O desfecho sem acordo nas negociações com Defensoria Pública e Ministério Público, de certa forma, não surpreendeu o Flamengo. Advogados do clube ainda confiam que vão conseguir evitar batalhas judiciais nas tratativas diretas com as famílias das vítimas do incêndio no Ninho do Urubu, que matou 10 jovens há duas semanas. Nesta quinta, eles se reúnem com os parentes, às 14h, no Tribunal de Justiça.

Não há, no entanto, expectativa de que as negociações acabem logo mais. Em um primeiro momento, mais do que oferecer, o Flamengo quer ouvir o que cada família tem a pedir. Indenização alta na mão? Um valor mensal significativo? Casa? A ideia é entender a necessidade de cada um e, possivelmente, individualizar as tratativas, embora não esteja descartado um acordo coletivo.

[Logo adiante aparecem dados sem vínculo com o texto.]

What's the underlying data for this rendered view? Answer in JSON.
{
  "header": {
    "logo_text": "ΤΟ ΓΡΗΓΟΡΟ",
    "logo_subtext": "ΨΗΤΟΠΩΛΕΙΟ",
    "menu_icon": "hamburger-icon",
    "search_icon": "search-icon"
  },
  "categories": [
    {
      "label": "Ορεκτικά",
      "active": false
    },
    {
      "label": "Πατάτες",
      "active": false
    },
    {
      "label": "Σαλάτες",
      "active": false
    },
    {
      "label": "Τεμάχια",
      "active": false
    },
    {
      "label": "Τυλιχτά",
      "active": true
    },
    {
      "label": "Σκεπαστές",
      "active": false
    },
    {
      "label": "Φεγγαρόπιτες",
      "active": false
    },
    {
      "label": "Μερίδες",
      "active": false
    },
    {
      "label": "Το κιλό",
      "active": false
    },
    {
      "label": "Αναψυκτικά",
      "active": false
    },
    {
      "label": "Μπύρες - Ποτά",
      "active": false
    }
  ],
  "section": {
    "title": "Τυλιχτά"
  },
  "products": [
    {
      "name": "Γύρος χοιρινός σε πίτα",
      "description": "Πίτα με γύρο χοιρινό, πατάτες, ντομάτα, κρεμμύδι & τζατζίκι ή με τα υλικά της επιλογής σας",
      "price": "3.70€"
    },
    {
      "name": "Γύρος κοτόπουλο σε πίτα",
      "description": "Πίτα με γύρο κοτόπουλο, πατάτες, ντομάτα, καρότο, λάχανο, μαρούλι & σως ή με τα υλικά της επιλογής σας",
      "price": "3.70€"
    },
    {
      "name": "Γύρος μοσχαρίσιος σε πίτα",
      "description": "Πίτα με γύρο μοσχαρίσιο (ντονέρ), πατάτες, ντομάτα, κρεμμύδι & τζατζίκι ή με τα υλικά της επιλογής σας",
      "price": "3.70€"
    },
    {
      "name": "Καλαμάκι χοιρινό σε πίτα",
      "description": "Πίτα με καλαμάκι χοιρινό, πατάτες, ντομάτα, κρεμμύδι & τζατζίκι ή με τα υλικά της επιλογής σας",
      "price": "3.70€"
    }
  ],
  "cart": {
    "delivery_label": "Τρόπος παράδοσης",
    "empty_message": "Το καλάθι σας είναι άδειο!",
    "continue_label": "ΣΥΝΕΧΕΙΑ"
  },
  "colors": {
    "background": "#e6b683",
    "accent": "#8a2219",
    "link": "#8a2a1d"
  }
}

Diante do cenário, o Flamengo crê em um jogo de paciência e vislumbra um desfecho em 10 dias. A tragédia no Ninho do Urubu ainda não completou duas semanas, e todas as partes estão sentadas na mesa de negociações em busca de um acordo. O clube carioca quer evitar uma arrastada disputa na Justiça e entende que esse seria o melhor caminho para todos. No caso do Flamengo, além de colocar um ponto final na questão indenizatória e amparar as famílias, evitaria um desgaste ainda maior na já arranhada imagem.

  • O Flamengo seguirá atuando para que os familiares sejam indenizados de forma justa e no menor período de tempo possível, minimizando a dor e o sofrimento das famílias – diz trecho da nota oficial emitida pelo clube na noite desta quarta.

Fla aumenta oferta, mas nova proposta é recusada pelo MP

Nesta quarta, em um hotel no Recreio, Zona Oeste do Rio de Janeiro, o Flamengo se reuniu pela primeira vez com as famílias. O clube não apresentou valores, o que incomodou alguns presentes.

Nesta quinta, no Tribunal de Justiça, a ideia é que as conversas avancem, até porque nem todos estiveram presentes. Alguns parentes de vítimas e seus representantes legais chegam ao Rio de Janeiro nesta quinta-feira. As tratativas serão mediadas pelo desembargador Cesar Cury.

Nesta quarta-feira, o Ministério Público convocou a imprensa para informar que o Flamengo ofereceu entre R$ 300 mil e R$ 400 mil, além de um salário mínimo mensal por dez anos, para cada família, o que foi rejeitado pelo órgão. O clube não fala abertamente, mas alega que essa foi a primeira oferta e houve uma nova proposta apresentada – mantida em sigilo e em quantias maiores. Não houve acordo.